Both the IPCC and the International Energy Agency (IEA) say that CCS will be essential to mitigating climate change. True, but that is to reduce emissions from existing operations, not as a means to increase the use of fossil fuels, which is the likely effect of recent Australian government policy changes. As the IEA states, for its Net Zero 2050 pathway:

There is no need for investment in new fossil fuel supply. Beyond projects already committed in 2021, there are no new oil and gas fields approved – and no new coal mines or mine extensions are required.

This leads to the most egregious disconnect in the BCA plan, namely the export transition. The brochure implies, referring to IEA and RBA analysis, that Australian fossil fuel exports will fall dramatically if global warming is to stay below 2 degrees Celsius. Yet the BCA knows full well that members such as Woodside, Origin and Shell are pushing hard to expand gas exports, further undermining climate action and increasing risk – presumably on the basis that exported emissions are not Australia’s responsibility under UN emission protocols, being accounted for in the consuming country.

But climate impact is global, irrespective of the point of emission; given the climate risk we now face, this justification is no longer valid. We can no longer base the development of Australia on exported emissions, for example from the 45 coal and 19 gas projects currently being contemplated. Likewise, arguments that Australian gas and coal should be used in preference to poorer quality alternatives in export markets are not credible when there is no carbon budget left to meet the Paris climate targets

In its policy architecture, the BCA plan emphasises the need for a “trusted, independent climate advisory body responsible for advising government on a co-ordinated and integrated national climate policy framework in pursuit of the net zero emission policy goal”. It proposes the Climate Change Authority be “empowered and resourced” to undertake this role. In principle it’s a good idea, but any notion of “trusted independence” of the CCA, and many other government climate policy institutions, long since disappeared as Taylor assiduously stacked them with fossil fuel protagonists, adding to those already installed in the Prime Minister’s office and elsewhere.

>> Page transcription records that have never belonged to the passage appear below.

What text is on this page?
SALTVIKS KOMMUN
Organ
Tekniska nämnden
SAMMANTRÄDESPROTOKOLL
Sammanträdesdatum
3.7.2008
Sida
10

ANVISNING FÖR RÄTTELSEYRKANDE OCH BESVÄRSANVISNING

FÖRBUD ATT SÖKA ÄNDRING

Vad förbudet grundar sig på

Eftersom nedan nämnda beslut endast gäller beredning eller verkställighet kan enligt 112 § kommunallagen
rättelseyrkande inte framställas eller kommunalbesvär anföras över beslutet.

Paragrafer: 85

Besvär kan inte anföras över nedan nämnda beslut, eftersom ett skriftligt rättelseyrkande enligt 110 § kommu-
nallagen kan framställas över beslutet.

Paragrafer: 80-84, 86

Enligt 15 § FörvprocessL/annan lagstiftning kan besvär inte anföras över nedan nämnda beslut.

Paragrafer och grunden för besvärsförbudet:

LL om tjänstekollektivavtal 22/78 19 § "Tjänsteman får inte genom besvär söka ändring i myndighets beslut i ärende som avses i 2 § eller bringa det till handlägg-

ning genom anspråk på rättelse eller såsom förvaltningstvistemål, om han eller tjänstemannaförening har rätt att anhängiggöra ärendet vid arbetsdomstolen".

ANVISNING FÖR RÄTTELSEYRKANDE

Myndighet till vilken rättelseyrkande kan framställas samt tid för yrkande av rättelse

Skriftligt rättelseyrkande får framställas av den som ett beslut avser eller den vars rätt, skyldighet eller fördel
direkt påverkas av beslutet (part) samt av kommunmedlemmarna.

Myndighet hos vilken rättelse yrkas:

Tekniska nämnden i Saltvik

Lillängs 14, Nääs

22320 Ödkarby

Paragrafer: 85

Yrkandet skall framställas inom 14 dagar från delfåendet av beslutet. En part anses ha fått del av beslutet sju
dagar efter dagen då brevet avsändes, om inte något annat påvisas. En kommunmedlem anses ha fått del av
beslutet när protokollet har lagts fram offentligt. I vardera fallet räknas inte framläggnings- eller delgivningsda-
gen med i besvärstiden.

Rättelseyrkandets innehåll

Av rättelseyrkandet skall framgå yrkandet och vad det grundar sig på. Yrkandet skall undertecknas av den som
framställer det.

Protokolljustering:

Taylor and Nationals leader Barnaby Joyce now seize on the energy crises in the UK, Europe and China as reasons why Australia must slow its climate action and expand the use of gas and coal. Each of these events has very different causes, most of which are not relevant to Australia. However, the common thread is that no country is adequately prepared to manage climate risk, and peaks in resource availability are again becoming real.

The sad reality is that the world has left it too late to make an orderly transition to a low-carbon future; we are now entering an era of disruption which requires scientifically literate, competent leadership prepared to act for the common good, in stark contrast to our current self-serving ideologues.

As for the world, the solution for Australia is not to slow the transition further but to discard the current dysfunctional policy shambles, which has been set up primarily to protect the fossil fuel industry. The transition must be accelerated with a commitment to nationwide, integrated action, built around consistent, self-reinforcing policies. Policy objectives must be set by a comprehensive climate risk assessment, carried out by genuinely independent experts, that becomes the basis for realistic targets and plans, rather than the nonsense of NZE2050.

To summarise, nothing has changed, the stars are not in alignment for real climate action, and the fossil fuel industry, along with Rupert Murdoch, continues to dictate government policy, aided and abetted by a largely unquestioning mainstream media happy to absorb and parrot the official hype. ––If the bulk of Australian businesses want a sustainable future, it is time they cut loose from fossil fuel industry dominance.

And behind the hype is the sad reality that even in 2021, after all the climate impacts that the Australian community has had to endure, many in our political and corporate leadership still cannot bring themselves to accept that climate change is real – a failure of leadership which their children will never forgive.